Design Principles
To fully leverage the performance of AXRY-NGX bearings, the design of the adjacent construction is critical. The overall shaft system must be considered, including fits, connection part precision, etc., to achieve optimal results.
Key Points
- Geometric errors in adjacent construction cause bearing deformation and higher friction torque
- Asymmetric housings deform when heated, increasing bearing preload
- Assembly errors may cause friction torque increase
Press Fits
When fits are excessively tight, radial bearing preload increases, resulting in:
| Effect | Consequence |
|---|---|
| Increases | Surface pressure in the raceway, bearing friction, bearing warming, and wear |
| Decreases | Maximum speed and bearing life |
Clearance Fits
Warning
If the rotating bearing ring is not supported across the whole surface in clearance fits, the axis of rotation (bearing axis to table axis) is likely to be displaced.
Clearance tolerances can accumulate with bore clearances, potentially adding to radial runout errors.

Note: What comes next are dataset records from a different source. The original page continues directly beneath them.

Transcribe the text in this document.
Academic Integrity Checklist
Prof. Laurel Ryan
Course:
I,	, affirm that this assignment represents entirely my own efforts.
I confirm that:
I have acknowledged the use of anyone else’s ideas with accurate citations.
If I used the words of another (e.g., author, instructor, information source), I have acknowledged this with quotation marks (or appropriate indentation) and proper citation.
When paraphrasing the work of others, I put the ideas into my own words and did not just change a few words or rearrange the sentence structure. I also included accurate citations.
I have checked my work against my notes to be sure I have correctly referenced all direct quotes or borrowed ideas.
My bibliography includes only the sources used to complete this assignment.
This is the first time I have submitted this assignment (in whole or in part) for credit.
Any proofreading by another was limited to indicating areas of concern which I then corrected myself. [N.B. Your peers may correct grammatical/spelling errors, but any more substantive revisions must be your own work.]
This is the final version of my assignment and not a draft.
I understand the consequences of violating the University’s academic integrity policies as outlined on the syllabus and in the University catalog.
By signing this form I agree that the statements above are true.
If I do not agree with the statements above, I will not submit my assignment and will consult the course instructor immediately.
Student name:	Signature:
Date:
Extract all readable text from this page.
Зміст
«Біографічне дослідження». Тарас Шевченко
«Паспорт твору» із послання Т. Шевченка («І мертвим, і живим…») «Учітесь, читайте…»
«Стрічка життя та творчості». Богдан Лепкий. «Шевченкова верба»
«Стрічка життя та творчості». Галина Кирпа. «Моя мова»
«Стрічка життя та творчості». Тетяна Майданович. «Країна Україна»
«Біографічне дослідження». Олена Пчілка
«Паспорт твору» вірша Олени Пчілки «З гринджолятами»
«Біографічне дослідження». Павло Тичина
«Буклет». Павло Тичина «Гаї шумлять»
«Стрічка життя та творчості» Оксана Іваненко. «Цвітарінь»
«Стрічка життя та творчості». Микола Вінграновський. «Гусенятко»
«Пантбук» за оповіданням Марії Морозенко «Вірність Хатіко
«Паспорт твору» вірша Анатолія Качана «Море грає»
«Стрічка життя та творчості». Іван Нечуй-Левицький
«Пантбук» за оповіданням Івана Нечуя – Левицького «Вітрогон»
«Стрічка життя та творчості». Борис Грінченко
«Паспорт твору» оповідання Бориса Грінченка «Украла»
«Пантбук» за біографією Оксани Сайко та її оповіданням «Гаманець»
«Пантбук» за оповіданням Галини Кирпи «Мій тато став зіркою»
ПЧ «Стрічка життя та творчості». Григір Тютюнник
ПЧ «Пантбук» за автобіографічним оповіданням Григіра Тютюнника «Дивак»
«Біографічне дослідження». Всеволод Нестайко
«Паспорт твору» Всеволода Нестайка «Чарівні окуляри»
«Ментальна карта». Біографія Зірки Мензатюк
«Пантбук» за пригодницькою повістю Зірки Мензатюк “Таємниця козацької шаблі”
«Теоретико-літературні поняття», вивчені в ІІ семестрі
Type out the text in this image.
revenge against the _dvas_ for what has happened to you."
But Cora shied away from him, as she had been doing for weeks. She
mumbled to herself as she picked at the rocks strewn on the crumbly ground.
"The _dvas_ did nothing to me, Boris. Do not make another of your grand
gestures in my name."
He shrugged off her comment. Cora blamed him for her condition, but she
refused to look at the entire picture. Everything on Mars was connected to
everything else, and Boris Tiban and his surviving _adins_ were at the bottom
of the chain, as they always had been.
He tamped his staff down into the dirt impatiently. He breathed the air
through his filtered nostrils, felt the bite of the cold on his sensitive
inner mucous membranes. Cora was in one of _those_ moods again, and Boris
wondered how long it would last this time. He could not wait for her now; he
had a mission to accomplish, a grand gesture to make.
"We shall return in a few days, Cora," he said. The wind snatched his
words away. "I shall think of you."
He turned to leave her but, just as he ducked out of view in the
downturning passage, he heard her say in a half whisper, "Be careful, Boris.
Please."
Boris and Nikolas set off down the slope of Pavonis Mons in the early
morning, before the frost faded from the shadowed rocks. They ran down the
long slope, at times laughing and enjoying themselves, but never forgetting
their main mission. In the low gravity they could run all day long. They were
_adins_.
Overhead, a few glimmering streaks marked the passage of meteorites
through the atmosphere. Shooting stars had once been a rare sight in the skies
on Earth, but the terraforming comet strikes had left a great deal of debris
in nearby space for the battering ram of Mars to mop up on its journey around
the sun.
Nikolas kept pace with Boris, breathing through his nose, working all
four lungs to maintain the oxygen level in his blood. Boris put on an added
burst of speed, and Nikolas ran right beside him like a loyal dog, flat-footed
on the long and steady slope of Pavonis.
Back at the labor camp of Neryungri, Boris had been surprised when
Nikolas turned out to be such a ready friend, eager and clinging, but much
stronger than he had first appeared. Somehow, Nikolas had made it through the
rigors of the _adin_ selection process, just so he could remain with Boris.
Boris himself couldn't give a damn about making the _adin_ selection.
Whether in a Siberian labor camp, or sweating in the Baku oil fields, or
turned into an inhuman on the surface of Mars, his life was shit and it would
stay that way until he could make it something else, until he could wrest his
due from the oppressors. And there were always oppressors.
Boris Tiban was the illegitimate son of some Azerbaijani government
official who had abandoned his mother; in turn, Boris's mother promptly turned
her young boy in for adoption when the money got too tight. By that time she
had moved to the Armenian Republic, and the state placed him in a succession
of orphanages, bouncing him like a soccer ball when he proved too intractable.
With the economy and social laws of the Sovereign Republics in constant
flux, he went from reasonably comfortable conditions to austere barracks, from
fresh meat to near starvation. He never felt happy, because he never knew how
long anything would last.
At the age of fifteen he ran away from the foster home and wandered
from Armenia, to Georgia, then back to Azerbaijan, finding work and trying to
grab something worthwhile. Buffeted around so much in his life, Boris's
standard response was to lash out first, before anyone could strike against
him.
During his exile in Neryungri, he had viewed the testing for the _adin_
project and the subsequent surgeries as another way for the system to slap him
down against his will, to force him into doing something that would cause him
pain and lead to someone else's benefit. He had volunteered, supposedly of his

The page advises against relying on clearance fits for temperature compensation without precise ring knowledge, as risks include vibrations, runout errors, and repeatability failures.
Minimum Wall Thickness
| Bearing Size | Min. Wall Thickness (mm) | Max. Passage (mm) |
|---|---|---|
| AXRY 180-NGX | 19 | 142 |
| AXRY 200-NGX | 22 | 156 |
| AXRY 260-NGX | 26 | 209 |
| AXRY 325-NGX | 27 | 271 |
| AXRY 395-NGX | 27 | 340 |
| AXRY 460-NGX | 30 | 400 |
| AXRY 580-NGX | 36 | 508 |
| AXRY 650-NGX | 45 | 560 |
Shaft Side Requirements
Shaft Shoulder Design
- Shaft shoulder should provide sufficient support area
- Shaft shoulder height should be sufficient to withstand axial loads
- Good perpendicularity between shaft shoulder and bearing inner ring face
Shaft Journal Precision
| Item | Recommended Precision |
|---|---|
| Roundness | IT5 or better |
| Cylindricity | IT5 or better |
| Surface roughness Ra | ≤ 0.8 µm |
| Shoulder perpendicularity | ≤ 3 µm / 100 mm |
Housing Side Requirements
Housing Bore Precision
| Item | Recommended Precision |
|---|---|
| Roundness | IT5 or better |
| Cylindricity | IT5 or better |
| Surface roughness Ra | ≤ 1.6 µm |
| Face perpendicularity | ≤ 3 µm / 100 mm |
Housing Design Points
- Symmetric design - Avoid thermal deformation from asymmetric structures
- Sufficient wall thickness - Ensure housing rigidity
- Lubrication channels - Reserve relubrication channel positions
- Locating pin holes - Correspond with bearing locating holes
Mounting Surface Requirements
Bolt Hole Layout
- Bolt holes should be evenly distributed around the bearing outer diameter
- Bolt specifications should meet bearing fastening requirements
- High-strength bolts (Grade 8.8 or higher) recommended
Mounting Surface Flatness
| Bearing Size | Mounting Surface Flatness [µm] |
|---|---|
| 180 - 260 | ≤ 5 |
| 325 - 460 | ≤ 7 |
| 580 - 650 | ≤ 10 |
Thermal Design Considerations
Thermal Management Recommendations
- Minimize contact surface between motor stator and rotary table housing to reduce heat flow
- If possible, do not connect stator cooling jacket to rotary table housing
- Preferably connect torque motor rotor flange to rotary table plate rather than bearing, to keep heat flow through bearing as low as possible
- Maximize distance between motor and bearing to reduce heat transfer from rotor to bearing
- Make rotary table plate bearing centering sufficiently rigid for high system rigidity
Recommended Assembly Sequence
- Clean - Thoroughly clean all mating surfaces
- Inspect - Verify shaft and housing dimensional accuracy
- Position - Align bearing locating hole with housing locating pin
- Install - Place bearing in housing
- Preload - Preload bolts evenly in diagonal sequence
- Final Tightening - Final tightening to specified torque
- Verify - Measure friction torque to confirm correct installation
Assembly Tip
It is recommended to rotate the bearing and measure friction torque during assembly. This can detect serious errors in adjacent construction geometry, bolt connections, or additional components.